Un effort de volonté lui permit d’écarter ces pensées. Il lui avait assuré le succès et remplirait son objectif. Même si cela l’amenait à devoir faire office de conseiller et sophrologue à la fois, il n’abandonnerait pas.
— Je sens que l’année va être longue… songea-t-il.
Après un énième soupir, il contempla l’étendue d’eau rendue métallique par le rayonnement du soleil couchant et se perdit dans son immensité scintillante pour penser à autre chose.
Le bras tendu, Solène garda les yeux fermés pour mieux profiter de l’instant présent. Sa main, se retourna et exposa son dos à la fraîcheur des gouttelettes, qui était la bienvenue au milieu de cette chaleur de fin d’été. Elle sourit et rouvrit les yeux. L’eau ruisselait sur l’un des quatre puissants taureaux en pierre de Calissanne qui tiraient le char des trois femmes de la sculpture avant de se perdre dans le bassin en contrebas.

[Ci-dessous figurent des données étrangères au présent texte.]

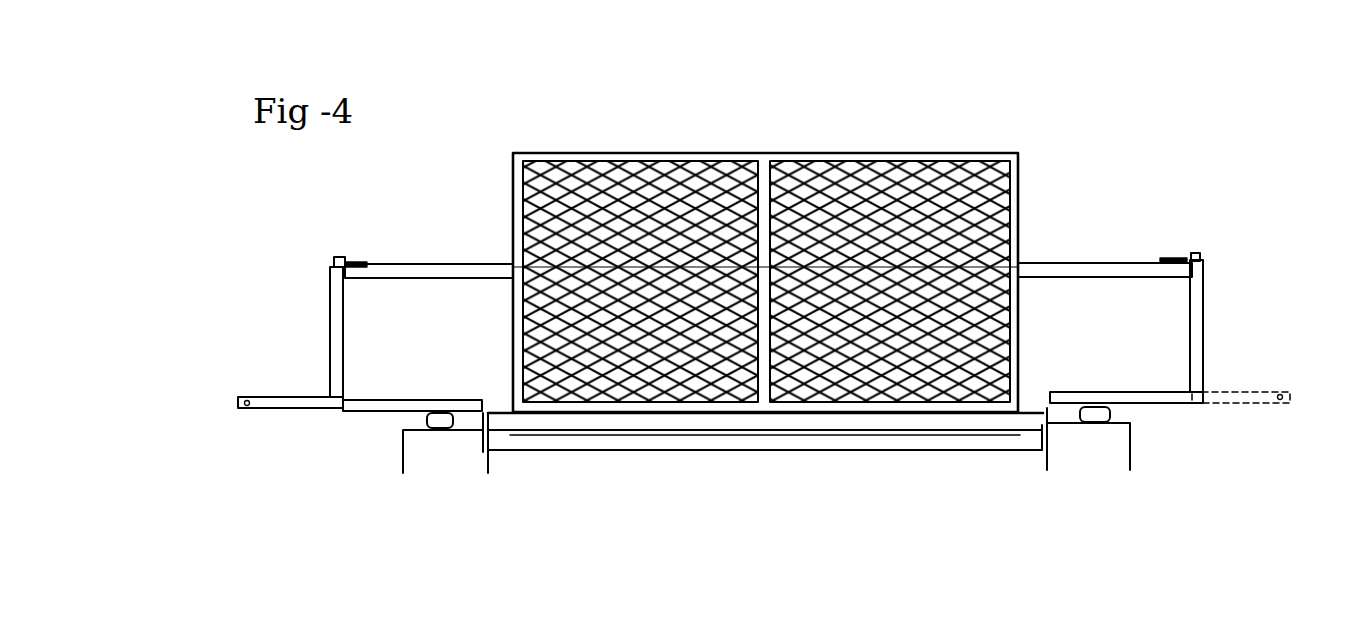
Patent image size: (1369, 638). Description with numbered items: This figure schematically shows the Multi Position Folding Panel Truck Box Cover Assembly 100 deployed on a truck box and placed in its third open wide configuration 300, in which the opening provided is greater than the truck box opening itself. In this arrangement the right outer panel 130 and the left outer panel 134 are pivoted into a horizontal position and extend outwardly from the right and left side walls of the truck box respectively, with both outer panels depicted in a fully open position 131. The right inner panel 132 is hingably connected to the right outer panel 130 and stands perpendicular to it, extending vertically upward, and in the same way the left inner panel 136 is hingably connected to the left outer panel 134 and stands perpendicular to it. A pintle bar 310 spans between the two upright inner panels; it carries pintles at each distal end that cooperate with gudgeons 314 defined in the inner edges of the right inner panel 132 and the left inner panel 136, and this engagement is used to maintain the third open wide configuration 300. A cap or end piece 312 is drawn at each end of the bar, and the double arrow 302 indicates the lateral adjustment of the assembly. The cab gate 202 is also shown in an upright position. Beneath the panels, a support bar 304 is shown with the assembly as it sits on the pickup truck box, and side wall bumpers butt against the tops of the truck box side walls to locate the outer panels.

The Multi Position Folding Panel Truck Box Cover Assembly 100 is at (703, 125).
The cab gate 202 is at (822, 195).
The third open wide configuration 300 is at (1083, 155).
The lateral adjustment direction 302 is at (403, 233).
The support bar 304 is at (278, 408).
The pintle bar 310 is at (1100, 263).
The end connector 312 is at (345, 262).
The gudgeons 314 is at (330, 270).
The right outer panel 130 is at (1160, 405).
The fully open position 131 is at (358, 420).
The right inner panel 132 is at (1203, 328).
The left outer panel 134 is at (378, 411).
The left inner panel 136 is at (330, 333).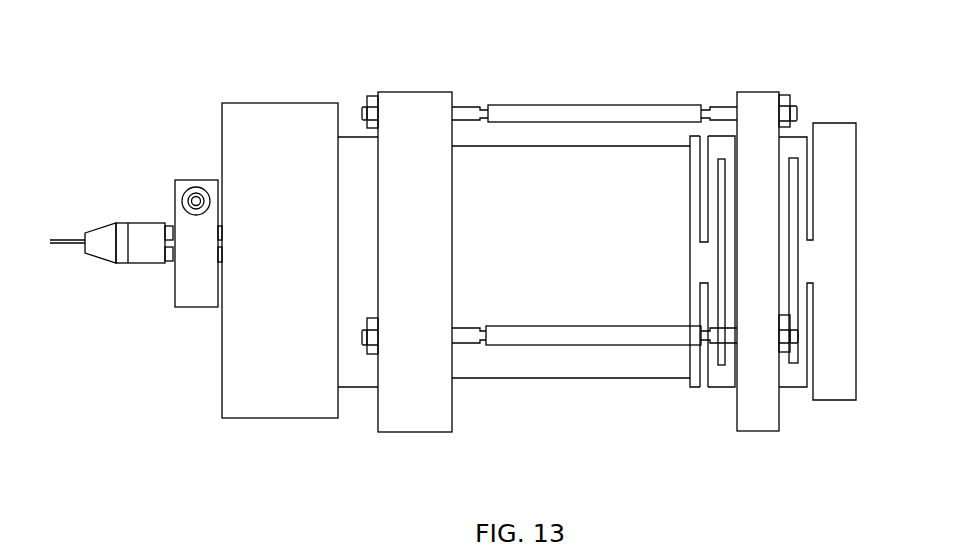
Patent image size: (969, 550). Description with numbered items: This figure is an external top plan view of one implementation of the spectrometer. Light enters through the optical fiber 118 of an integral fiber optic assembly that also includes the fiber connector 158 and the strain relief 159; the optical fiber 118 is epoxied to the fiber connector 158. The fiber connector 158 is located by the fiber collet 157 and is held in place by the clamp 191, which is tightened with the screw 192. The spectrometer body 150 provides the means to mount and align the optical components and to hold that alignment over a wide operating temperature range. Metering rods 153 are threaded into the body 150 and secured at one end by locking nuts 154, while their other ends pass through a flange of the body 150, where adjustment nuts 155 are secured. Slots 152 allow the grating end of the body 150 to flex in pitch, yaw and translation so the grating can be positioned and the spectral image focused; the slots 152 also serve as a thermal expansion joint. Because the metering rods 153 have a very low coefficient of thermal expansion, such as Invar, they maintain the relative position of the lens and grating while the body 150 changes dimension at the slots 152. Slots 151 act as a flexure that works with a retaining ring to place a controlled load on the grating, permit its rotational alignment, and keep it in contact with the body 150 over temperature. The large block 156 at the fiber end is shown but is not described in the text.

The optical fiber 118 is at (63, 243).
The spectrometer body 150 is at (427, 92).
The slots 151 is at (802, 388).
The slots 152 is at (698, 388).
The metering rods 153 is at (540, 105).
The locking nuts 154 is at (369, 95).
The adjustment nuts 155 is at (790, 94).
The actuator block 156 is at (233, 103).
The fiber collet 157 is at (168, 225).
The fiber connector 158 is at (152, 264).
The strain relief 159 is at (117, 264).
The clamp 191 is at (196, 187).
The screw 192 is at (193, 194).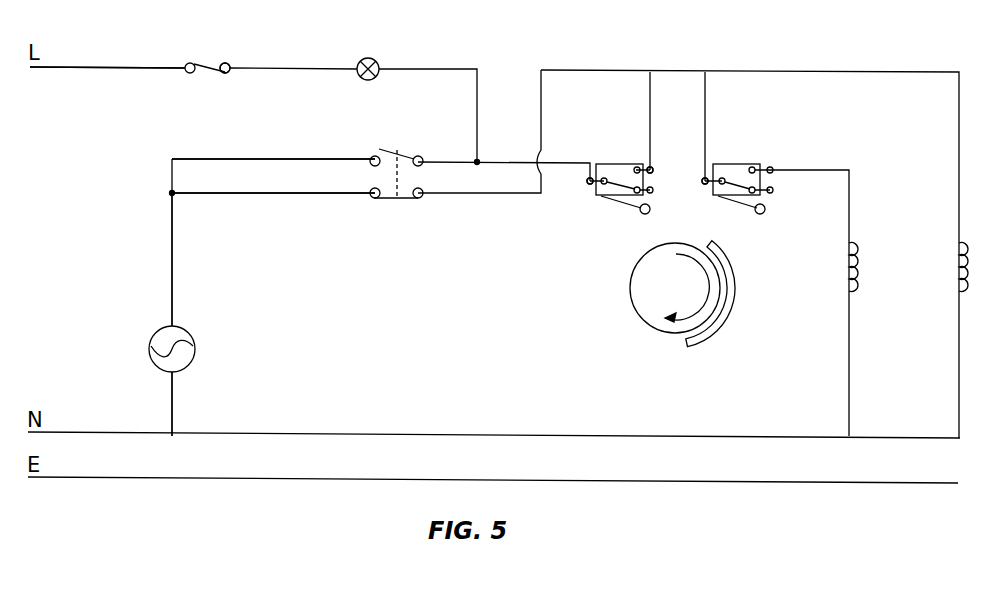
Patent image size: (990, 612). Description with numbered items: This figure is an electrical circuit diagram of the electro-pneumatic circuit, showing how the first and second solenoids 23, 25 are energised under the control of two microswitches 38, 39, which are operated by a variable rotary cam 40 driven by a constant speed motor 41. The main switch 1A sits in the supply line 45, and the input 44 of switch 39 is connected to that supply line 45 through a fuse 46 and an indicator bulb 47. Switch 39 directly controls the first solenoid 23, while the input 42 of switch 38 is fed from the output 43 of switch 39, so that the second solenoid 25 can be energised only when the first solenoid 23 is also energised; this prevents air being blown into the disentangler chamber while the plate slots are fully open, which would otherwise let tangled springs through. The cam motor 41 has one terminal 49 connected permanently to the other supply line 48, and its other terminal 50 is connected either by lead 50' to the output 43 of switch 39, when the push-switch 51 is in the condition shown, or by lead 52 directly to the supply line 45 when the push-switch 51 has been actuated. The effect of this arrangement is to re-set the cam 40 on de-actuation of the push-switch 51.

The main switch 1A is at (207, 52).
The supply line 45 is at (95, 67).
The fuse 46 is at (224, 73).
The indicator bulb 47 is at (377, 61).
The lead 52 is at (275, 159).
The lead 50' is at (273, 214).
The push-switch 51 is at (392, 197).
The terminal 50 is at (201, 259).
The constant speed motor 41 is at (181, 360).
The terminal 49 is at (172, 387).
The supply line 48 is at (75, 432).
The microswitch 39 is at (610, 163).
The output 43 is at (654, 169).
The input 44 is at (589, 186).
The microswitch 38 is at (739, 160).
The input 42 is at (706, 194).
The variable rotary cam 40 is at (652, 316).
The second solenoid 25 is at (844, 276).
The first solenoid 23 is at (950, 267).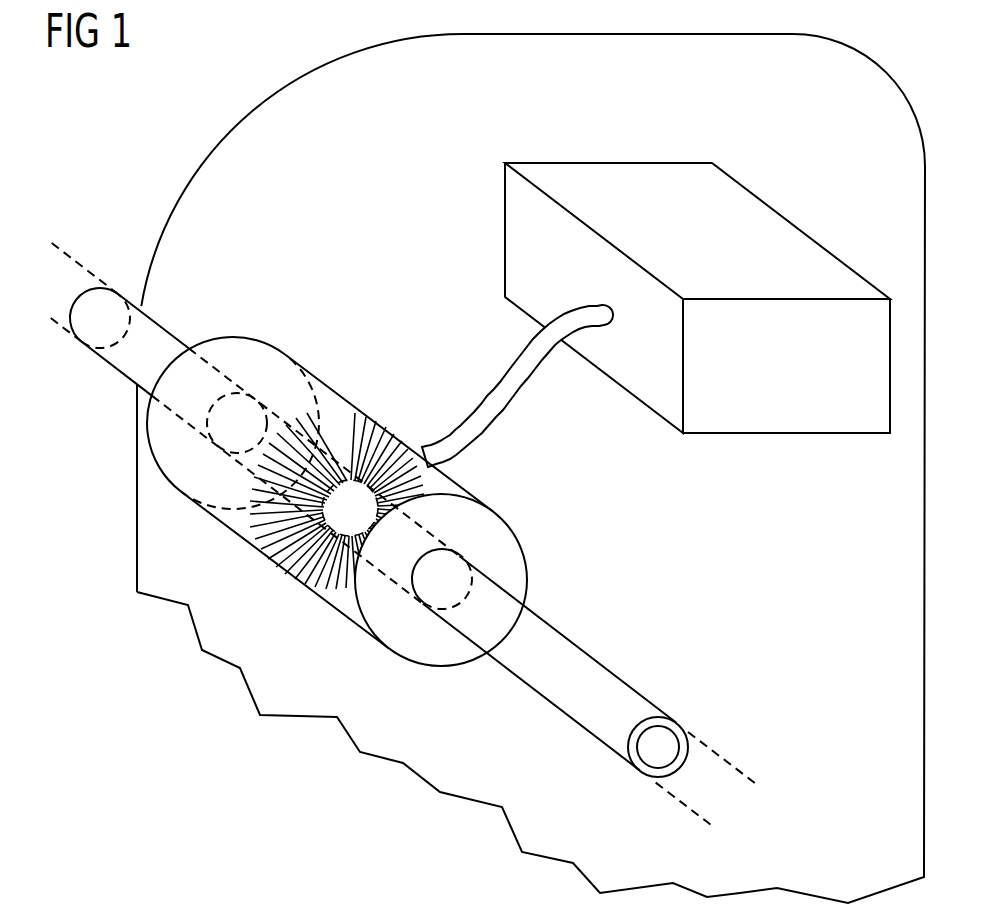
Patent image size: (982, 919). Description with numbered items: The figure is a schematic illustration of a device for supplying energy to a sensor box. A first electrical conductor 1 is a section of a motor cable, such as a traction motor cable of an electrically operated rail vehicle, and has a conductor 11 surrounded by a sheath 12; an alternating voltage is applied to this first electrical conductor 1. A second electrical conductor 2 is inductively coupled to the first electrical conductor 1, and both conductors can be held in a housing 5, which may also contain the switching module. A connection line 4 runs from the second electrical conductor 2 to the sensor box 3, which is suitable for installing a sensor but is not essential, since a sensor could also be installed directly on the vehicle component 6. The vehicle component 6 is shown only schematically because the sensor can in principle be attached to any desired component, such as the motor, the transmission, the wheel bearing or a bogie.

The first electrical conductor 1 is at (401, 535).
The second electrical conductor 2 is at (263, 533).
The sensor box 3 is at (802, 423).
The connection line 4 is at (500, 402).
The housing 5 is at (363, 501).
The vehicle component 6 is at (252, 143).
The conductor 11 is at (663, 752).
The sheath 12 is at (675, 727).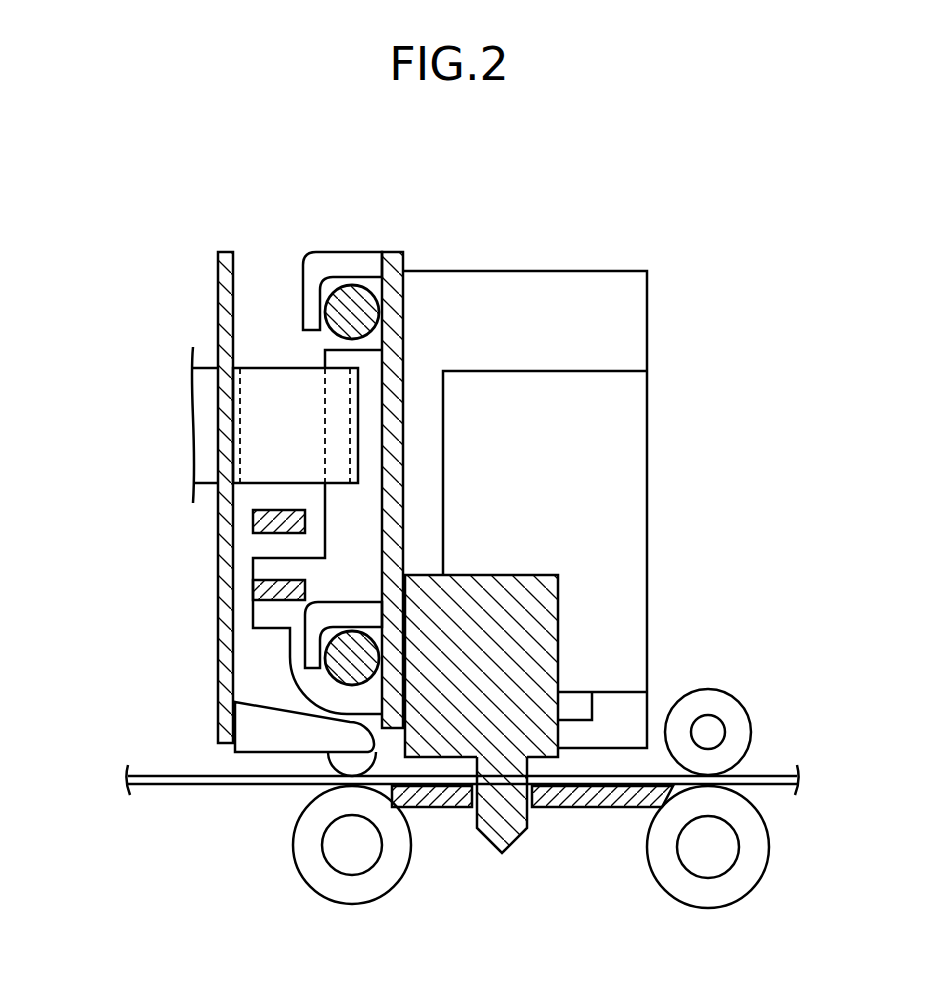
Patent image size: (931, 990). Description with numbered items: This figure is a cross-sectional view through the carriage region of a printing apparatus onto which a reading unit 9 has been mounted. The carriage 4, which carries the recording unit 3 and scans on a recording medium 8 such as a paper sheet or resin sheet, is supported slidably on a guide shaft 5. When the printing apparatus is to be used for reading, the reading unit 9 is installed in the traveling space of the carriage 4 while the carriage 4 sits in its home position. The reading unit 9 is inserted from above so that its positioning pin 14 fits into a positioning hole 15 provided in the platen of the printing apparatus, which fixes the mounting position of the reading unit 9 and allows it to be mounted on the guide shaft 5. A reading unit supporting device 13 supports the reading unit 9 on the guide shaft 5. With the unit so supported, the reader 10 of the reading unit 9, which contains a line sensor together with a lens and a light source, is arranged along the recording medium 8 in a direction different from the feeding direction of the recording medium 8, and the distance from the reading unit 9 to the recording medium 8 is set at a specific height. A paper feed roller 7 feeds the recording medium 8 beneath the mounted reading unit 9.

The recording unit 3 is at (622, 483).
The carriage 4 is at (548, 283).
The guide shaft 5 is at (335, 314).
The paper feed roller 7 is at (318, 883).
The recording medium 8 is at (776, 777).
The reading unit 9 is at (404, 367).
The reader 10 is at (553, 630).
The supporting device 13 is at (346, 265).
The positioning pin 14 is at (515, 830).
The positioning hole 15 is at (472, 810).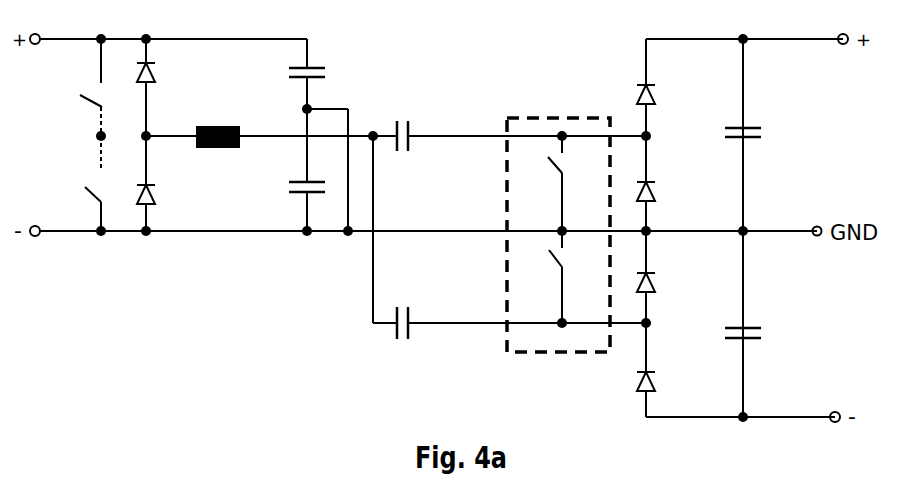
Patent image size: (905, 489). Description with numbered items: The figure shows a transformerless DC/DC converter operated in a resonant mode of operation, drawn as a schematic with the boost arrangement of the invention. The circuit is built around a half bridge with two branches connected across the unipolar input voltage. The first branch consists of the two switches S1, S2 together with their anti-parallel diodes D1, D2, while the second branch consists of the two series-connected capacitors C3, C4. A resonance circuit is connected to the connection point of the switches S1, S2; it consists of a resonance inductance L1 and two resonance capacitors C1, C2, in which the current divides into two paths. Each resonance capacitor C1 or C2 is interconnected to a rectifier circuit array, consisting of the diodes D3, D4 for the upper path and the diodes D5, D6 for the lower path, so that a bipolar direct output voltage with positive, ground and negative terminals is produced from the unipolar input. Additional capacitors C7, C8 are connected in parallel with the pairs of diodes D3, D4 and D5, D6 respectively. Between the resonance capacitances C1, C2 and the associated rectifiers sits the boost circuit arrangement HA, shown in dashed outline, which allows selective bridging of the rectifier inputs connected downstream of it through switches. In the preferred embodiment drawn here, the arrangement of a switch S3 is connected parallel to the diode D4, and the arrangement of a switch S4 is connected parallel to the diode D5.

The switch S1 is at (82, 87).
The switch S2 is at (79, 183).
The anti-parallel diode D1 is at (166, 87).
The anti-parallel diode D2 is at (166, 183).
The resonance inductance L1 is at (218, 122).
The capacitor C3 is at (322, 73).
The capacitor C4 is at (289, 189).
The resonance capacitor C1 is at (421, 127).
The resonance capacitor C2 is at (417, 313).
The switch S3 is at (541, 183).
The switch S4 is at (541, 277).
The boost circuit arrangement HA is at (558, 215).
The rectifier diode D3 is at (665, 98).
The rectifier diode D4 is at (664, 196).
The rectifier diode D5 is at (665, 286).
The rectifier diode D6 is at (665, 385).
The additional capacitor C7 is at (763, 145).
The additional capacitor C8 is at (764, 346).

La jeune étudiante, accompagnée de son amie, resta comme ça encore un moment avant de reculer avec un dernier regard envieux à l’animal trempé. Les deux filles descendirent les marches en profitant du panorama offert par l’escalier du palais Longchamp.
Arrivées en bas, elles s’installèrent sur un des bancs encore libres alignés devant le bassin pour sortir leurs sandwiches faits maison. Solène regarda son bras désormais sec et se tourna vers son amie, qui revenait tout juste du Japon et lui racontait son expérience, très enrichissante. À son tour, elle lui résuma son voyage en Allemagne avec le même enthousiasme.
— Je m’attendais à ce qu’il fasse froid, mais en fait la température était assez bonne. J’ai été agréablement surprise. Et les Allemands… ils sont super canons. Je pense y retourner l’été prochain, conclut-elle, les yeux dans les nuages. Peut-être que j’y terminerai mes études. Ce serait une assez bonne idée.
— Tu veux faire un Erasmus ?
— C’est une option.
Après avoir fini leur pause déjeuner, elles fermèrent les yeux pour profiter d’un bain de soleil pendant quelques minutes.
La lumière diurne rendait flamboyante la chevelure blonde de Solène, qui tombait jusqu’à la base de la nuque. Ses lèvres charnues étirées en un sourire béat exprimaient sa joie de vivre.
Éléonore avait moins besoin de bénéficier des rayons ultraviolets, sa peau étant déjà hâlée par ses nombreux voyages. Un teint assombri par sa chevelure brune et lustrée, qui scintillait au soleil sur ses épaules.
Dans sa béatitude, la jeune blonde confia être impatiente de commencer ses cours de psychologie. Elle attendait ça depuis longtemps et sentait que la filière allait beaucoup lui plaire. Son amie, qui se voyait déjà cartographe, était dans le même état d’esprit. Sans oublier Natasha, une fille de son lycée professionnel, future électricienne, avec qui elle s’entendait déjà très bien.
— Eh bah… soupira tristement Solène. Tu me fais déjà des infidélités ? Je te laisse seule un mois et voilà ce qui arrive ? Quelle déception…
— Mais non, pas du tout, enfin ! Je suis pas comme ça !
— Je sais, rit-elle. Je te taquine. Et toi, tu cavales à chaque fois, c’est vraiment drôle !
— Puis, je te signale que je ne te fais jamais de remarque sur ta relation avec Patrice. Vous êtes particulièrement proches, tous les deux.
— C’est quoi, cette jalousie mal placée ? On est très proches, mais Padraeg est juste un ami. Un très bon ami, même, mais tu n’as pas à complexer.
Éléonore fit la moue. Solène continua de la taquiner et réussit rapidement à la dérider. Enfin, elles burent quelques gorgées d’eau avant de se lever pour continuer leur balade dans la ville.